Formally qualifying as an AWES is part of the issue: toy kite qualified. The other part is Barnard’s focus which has been forever short; he was not looking at the toy kite: agreed. But protecting AWE beyond Barnard’s shorting (abusive) focus seems fitting for a research community scratching for innovation in an infant field of concern. What was in Barnard’s focus was a proper subset of AWE, not all of AWE. The subset in his focus has been commercially viable for some people. Has his subset fed electricity to grids in direct competition with towered three-blade big Wind? No, such subset is not yet feeding electricity into utility grids to any substantial level; and if done microscopically has a huge cost not competing with the electricity markets. Such matter has been obvious to AWE workers as we know the facts; the hype literature draws a different picture.
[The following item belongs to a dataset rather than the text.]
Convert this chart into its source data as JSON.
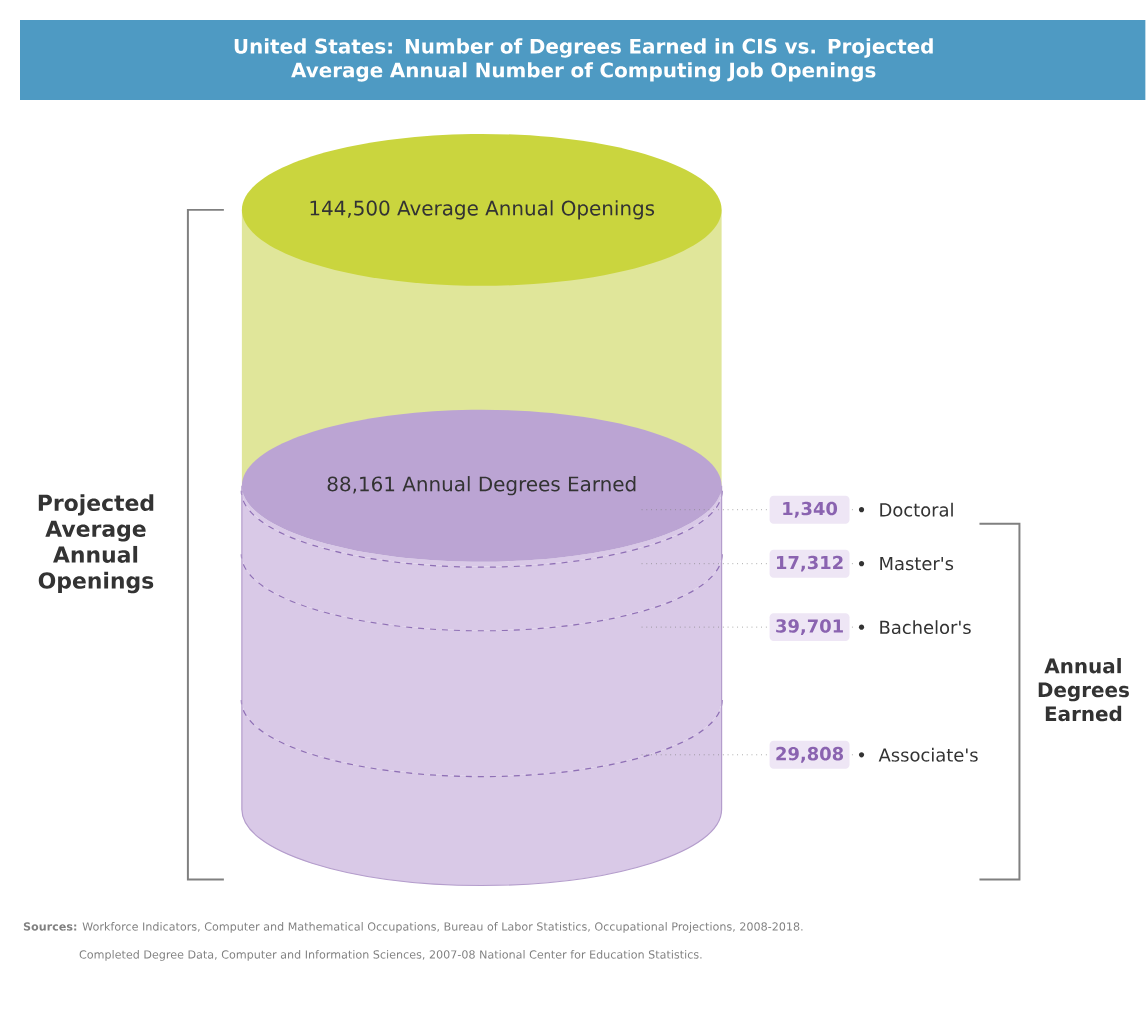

The subset in Barnard’s focus has not made the cut; nothing new for us on the AWE lines. But don’t let Barnard smear “AWE” by his incomplete focus while trying to grab the full “AWE” name!

On the toy side: further: put a toy kite in the hands of every human for 4 hours per day and watch the electric bill go down down down; they won’t be home with TV on, heater on, A/C on, driving during those 4 hours, etc. The world would be energized, renewed, recreated, rejuvenated. : )
And if all those toy kites mod to a toy generator at the reel as has been patented, they might go home with charged batteries to run LEDs for night study of science and spirit to advance world peace. And … with all that massive involvement with toy AWE, there just might arise a swell of support for larger AWES.